Superficially, at least, Pour Moi has produced the most flamboyant of all the trials. Whereas Carlton House was barely more than efficient in a slowly run Dante Stakes at York, Pour Moi exploded from last to first in the Prix Greffulhe at Saint-Cloud. Of course, that tells you nothing about the substance of the form, nor of the latent improvement in each. But it would be disingenuous to depict Carlton House as the one and only colt with pretensions to being a champion – and one is 6-4, while the other is 6-1.

"I think Pour Moi has the ability to win," Fabre said. "The question was his experience. It was a worry for me that the French type of races would not give him enough preparation. In his previous race, they had walked, and he pulled hard. But in the Greffulhe they went a good pace, he could switch off, and show his true ability."

Another distinguished visitor from overseas was likewise emboldened yesterday to return for a highlight of the Queen's sporting year.
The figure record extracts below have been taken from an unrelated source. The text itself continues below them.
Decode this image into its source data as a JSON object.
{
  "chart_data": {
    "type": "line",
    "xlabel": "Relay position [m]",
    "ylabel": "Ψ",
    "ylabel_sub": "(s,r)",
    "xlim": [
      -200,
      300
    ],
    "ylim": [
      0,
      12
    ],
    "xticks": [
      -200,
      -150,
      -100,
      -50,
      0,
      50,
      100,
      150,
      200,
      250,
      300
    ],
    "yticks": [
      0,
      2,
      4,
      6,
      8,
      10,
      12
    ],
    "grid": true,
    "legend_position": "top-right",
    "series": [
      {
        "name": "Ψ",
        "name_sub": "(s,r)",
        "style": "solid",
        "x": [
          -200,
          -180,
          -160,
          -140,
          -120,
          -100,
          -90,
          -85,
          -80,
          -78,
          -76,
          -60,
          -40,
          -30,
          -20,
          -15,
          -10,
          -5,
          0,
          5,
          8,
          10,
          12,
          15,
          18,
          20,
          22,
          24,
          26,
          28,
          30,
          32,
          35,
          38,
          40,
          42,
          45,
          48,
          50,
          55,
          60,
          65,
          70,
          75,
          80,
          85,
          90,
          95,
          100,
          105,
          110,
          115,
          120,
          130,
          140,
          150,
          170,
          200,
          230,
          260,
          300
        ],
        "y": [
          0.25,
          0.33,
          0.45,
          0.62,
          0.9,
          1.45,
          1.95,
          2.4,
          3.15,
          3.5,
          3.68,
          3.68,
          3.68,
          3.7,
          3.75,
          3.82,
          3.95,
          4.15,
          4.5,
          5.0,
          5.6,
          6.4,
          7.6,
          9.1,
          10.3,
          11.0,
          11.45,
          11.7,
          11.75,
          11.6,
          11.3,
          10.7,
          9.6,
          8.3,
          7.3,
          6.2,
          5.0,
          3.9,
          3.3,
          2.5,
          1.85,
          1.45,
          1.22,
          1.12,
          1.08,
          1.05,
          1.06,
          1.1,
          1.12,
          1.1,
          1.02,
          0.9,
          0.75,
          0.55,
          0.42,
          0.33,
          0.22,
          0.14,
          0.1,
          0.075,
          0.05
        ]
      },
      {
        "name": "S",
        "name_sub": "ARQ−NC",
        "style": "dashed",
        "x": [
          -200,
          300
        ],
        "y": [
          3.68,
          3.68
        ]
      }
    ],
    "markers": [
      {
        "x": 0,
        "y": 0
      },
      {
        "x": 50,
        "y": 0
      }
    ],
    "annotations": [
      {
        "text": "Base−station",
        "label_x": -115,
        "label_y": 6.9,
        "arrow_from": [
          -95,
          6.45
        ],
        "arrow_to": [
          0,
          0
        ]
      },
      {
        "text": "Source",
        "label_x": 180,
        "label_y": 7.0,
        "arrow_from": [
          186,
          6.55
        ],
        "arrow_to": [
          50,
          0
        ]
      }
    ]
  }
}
Mike Smith, the Hall of Fame jockey, made short work of just two rivals for a maiden at Folkestone on Gentlemans Code, and the pair will now proceed to Royal Ascot next month.

Turf account

Chris McGrath's Nap

Primaeval (4.05 Newmarket) Still not that many miles on the clock, and promised to surpass this kind of mark when giving a couple of others a start over course and distance on his return.

Next best

Paradise Place (5.25 Brighton) Has thrived for a new trainer, winning over this trip on the all-weather and registering better again in defeat in two subsequent starts back on turf.

One to watch

Kitty Wells (Luca Cumani) Is a sister to a St Leger winner in Milan and remains ahead of her revised handicap mark, judged on the way she finished when getting clear on her reappearance at Haydock last week.

Where the money's going

Totesport cut Pour Moi to 11-2 from 13-2 for the Investec Derby after his visit to Epsom yesterday, but also laid the outsiders Ocean War and Masked Marvel, both 20-1 from 25-1.